At the door to the upper landing she paused. She should go downstairs and light the kitchen fires first, if Rollo hadn’t already, but then she would only have to come back up again to light the fire in Aidan’s room.
Besides, you really want to see him again, a small voice whispered.
She didn’t, but neither could she deny herself, and so she crept quietly toward his room. Once there, she slowly and carefully nudged the door open and tiptoed inside. Sunlight was only just starting to creep over the horizon, and bathed the room in various shades of grey, but it was enough to allow her to see.
Her cry of dismay was smothered by her hand when her eyes landed on a scene she knew would remain with her for the rest of her life. At first, she couldn’t quite believe what was before her.
Outright denial was her first instinct. That couldn’t possibly be Aidan lying on his side in the bed, one long arm tucked around Edwards, could it? But she knew that it could be – and indeed was. The room swam alarmingly at the sight of the woman’s bared shoulders poking out from beneath the covers.
Petal felt sick at the horrifying realisation that she had been taken for a gullible fool began to sink in. There was no explanation for what she saw other than he had not been as decent, or as honest, as he had led her, and practically everyone else in the house, to believe.
The longer she stood there, the more something within her died. Hope, maybe? Whatever it was fuelled a survival instinct she hadn’t realised she possessed. It certainly gave her the strength to get out of the room and close the door behind her just as quietly as she had opened it.
Rather than make her way downstairs to start her chores, she returned to her room and woodenly began to pack her b
elongings into the small bag she had brought with her.
With no way to pen a note to her friend, she gathered her shawl around her stiff shoulders and left the room.
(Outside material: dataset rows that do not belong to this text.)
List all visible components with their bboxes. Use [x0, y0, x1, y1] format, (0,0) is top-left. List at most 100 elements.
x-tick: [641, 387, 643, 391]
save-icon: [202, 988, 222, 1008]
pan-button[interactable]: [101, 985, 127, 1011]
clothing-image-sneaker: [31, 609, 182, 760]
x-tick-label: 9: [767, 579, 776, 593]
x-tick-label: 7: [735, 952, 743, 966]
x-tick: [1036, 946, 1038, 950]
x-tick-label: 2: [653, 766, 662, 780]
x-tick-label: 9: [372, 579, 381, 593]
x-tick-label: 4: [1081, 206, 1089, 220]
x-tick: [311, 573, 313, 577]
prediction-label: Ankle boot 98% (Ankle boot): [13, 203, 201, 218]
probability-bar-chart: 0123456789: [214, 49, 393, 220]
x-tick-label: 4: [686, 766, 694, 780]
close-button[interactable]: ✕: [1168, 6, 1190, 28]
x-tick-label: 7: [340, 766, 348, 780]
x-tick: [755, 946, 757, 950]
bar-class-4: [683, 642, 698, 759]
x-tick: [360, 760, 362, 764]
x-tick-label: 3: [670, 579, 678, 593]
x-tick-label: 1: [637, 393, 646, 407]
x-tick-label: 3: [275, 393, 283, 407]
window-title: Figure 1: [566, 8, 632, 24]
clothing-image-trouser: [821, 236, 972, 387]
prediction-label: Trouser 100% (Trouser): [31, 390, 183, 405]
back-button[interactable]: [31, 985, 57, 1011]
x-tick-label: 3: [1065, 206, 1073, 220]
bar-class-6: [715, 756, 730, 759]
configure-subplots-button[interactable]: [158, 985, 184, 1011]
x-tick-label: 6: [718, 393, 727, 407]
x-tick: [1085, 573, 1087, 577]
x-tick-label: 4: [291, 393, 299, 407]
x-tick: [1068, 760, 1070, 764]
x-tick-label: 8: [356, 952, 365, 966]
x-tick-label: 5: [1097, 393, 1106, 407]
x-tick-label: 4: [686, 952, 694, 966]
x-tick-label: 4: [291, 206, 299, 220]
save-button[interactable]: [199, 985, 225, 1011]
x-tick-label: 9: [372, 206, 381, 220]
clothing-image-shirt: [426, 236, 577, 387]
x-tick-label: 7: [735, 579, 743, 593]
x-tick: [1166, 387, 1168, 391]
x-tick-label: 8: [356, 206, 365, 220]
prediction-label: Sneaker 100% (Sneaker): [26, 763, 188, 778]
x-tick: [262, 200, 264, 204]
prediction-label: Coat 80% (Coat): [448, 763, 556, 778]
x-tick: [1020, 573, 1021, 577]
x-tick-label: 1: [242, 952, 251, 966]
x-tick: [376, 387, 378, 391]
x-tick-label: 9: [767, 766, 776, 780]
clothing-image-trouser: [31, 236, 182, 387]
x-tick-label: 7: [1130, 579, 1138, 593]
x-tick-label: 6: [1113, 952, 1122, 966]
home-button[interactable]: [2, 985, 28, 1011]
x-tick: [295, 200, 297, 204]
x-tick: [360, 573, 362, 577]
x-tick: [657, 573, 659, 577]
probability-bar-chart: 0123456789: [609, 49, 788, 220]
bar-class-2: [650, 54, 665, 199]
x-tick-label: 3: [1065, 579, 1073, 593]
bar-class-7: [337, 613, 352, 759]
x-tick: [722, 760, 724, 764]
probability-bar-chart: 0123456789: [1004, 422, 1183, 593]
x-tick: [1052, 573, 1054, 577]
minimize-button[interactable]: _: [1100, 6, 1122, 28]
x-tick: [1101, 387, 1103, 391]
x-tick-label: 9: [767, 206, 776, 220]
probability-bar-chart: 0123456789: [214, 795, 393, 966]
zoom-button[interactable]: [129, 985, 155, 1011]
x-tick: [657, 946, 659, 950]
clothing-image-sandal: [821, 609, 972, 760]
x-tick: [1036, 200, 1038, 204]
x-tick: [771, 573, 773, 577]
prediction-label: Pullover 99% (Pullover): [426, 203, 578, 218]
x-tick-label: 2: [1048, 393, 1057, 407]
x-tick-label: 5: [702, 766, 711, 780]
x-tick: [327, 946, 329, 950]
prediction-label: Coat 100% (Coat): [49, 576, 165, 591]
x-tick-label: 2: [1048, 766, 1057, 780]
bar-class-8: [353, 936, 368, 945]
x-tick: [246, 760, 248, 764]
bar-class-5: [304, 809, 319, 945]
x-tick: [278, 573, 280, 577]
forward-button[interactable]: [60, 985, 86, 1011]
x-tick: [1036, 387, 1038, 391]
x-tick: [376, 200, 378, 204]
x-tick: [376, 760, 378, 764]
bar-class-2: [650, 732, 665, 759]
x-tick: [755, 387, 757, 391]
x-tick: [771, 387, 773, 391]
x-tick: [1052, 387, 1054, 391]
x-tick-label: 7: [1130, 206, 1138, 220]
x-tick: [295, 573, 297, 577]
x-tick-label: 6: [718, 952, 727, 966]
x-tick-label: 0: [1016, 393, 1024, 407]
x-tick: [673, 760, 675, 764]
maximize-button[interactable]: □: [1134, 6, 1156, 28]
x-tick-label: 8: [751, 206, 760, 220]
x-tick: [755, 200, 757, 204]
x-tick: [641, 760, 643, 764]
She would leave a note for Rollo and ask him to tell Aggy that she would see her in the village on her next day off. She could explain everything then. Aggy need never know what had truly transpired to make her leave the position she had always dreamed of. However, Petal suspected that the gossip about her departure would be spread. She quickly blanked out what that gossip would be about; she rather suspected with Edwards in the house there would be no question that her reputation would be beyond repair.
Once in the kitchen, Rollo eyed the bag she carried and sighed deeply.
“Have you spoken to him?”
Petal sucked in a deep breath and shook her head. She couldn’t bring herself to tell him. The words hovered in the darker recesses of her mind, and she refused to even contemplate the image that now lingered there.
“He is a little busy right now,” she replied woodenly.
Rollo frowned. “At five o’clock in the morning?”
“Edwards is there.” She walked out of the house without saying anything else, leaving Rollo staring at her in shock.
As she walked through the gardens at the back of the house, she saw nothing of the neatly tended lawns and boxed hedges, or the folly nestled beneath the dangling branches of an enormous willow tree. She was blessedly numb. The steady patter of rainfall that soaked her skin and chilled her flesh didn’t even register on her senses. She felt little of the goose bumps on her arms, and merely clenched her fingers tighter against the early morning breeze that nipped at her fingers.
Nothing mattered to her now except for reaching the sanctuary of home. Her real home; the farm she shared with her father. The refuge she knew awaited her would always be with her father. She knew, deep inside, that as long as she could get there then everything would be alright with the world.